“Scientists were baffled…”
“…visitors from outer space or earthlings?”
“Many are thinking: extraterrestrial.”
Every horrid, ad-cluttered website and bimbo anchor−led morning news show broadcasted and rebroadcasted the same tired lines after many small, green balls floated on to the shores of a Sydney beach last weekend.
This is despite the fact that said baffled scientists and viewers alike had seemingly put an end to the matter, explaining that the balls were most likely a rare type of living green algae.
The attractive, lush green balls hardly need the Martian-origin hype. They are nearly perfectly circular, the strange and beautiful result of a process called aegagropilious. It is thought that the free-living algae form with the rolling motion of the waves.

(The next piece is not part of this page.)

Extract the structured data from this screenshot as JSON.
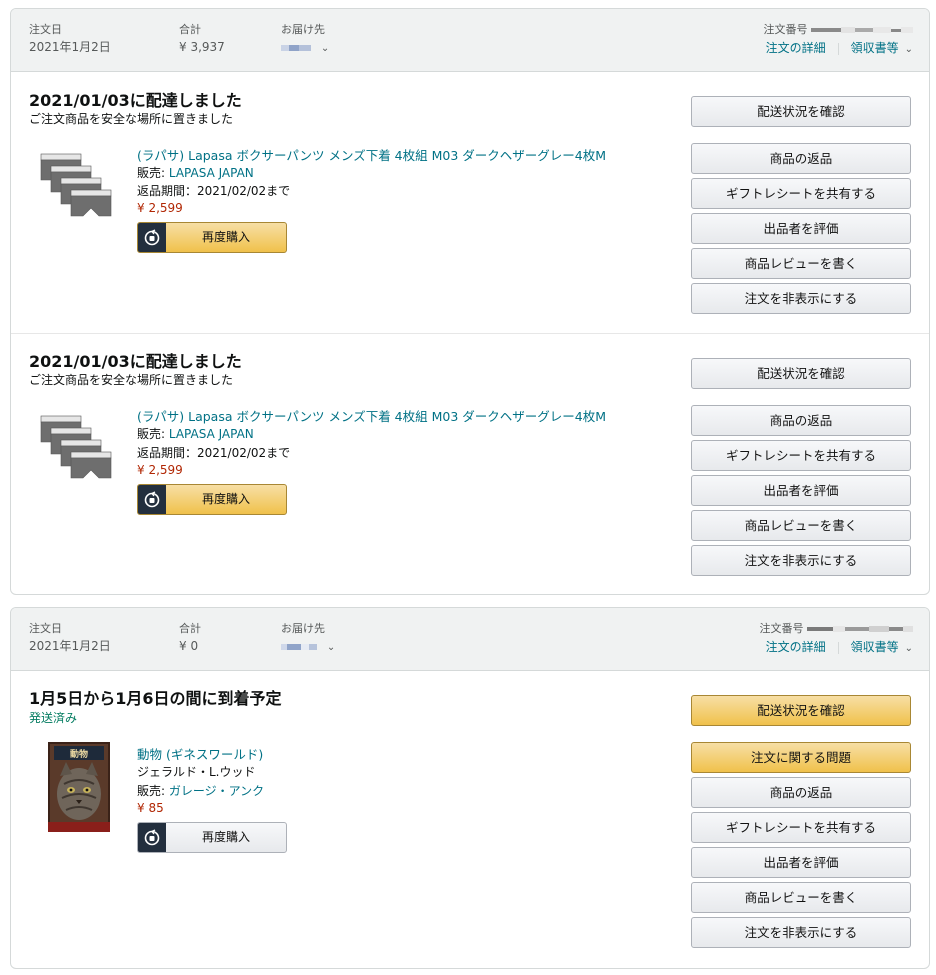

I had my own first encounter with Aegagropila linnaei—or a marimo ball (毬藻), as they are called in Japan—at the office. Two small, soft orbs submerged in water inside an adorable glass container. My boss told me she hadn’t watered them in over two years since receiving them as a gift from a student.
After doing some basic research on the Japanese moss ball (although this name is misleading, as marimo is unrelated to moss), I got permission to cut one in half to allow the dormant chloroplasts to form two new balls. In situ, marimo ingeniously receive light on all sides as a result of aegagropilious. Ex situ, and to summarize, the balls failed to reform out of neglect, which I blame solely on uncooperative coworkers.
Although marimo can be seen on the shelf in malls and larger supermarkets here in Koriyama, the algae ball has been a protected species for nearly a century, and there have been reports of their disappearance from an Icelandic lake, perhaps due to pollution. Unfortunate news for such a natural wonder.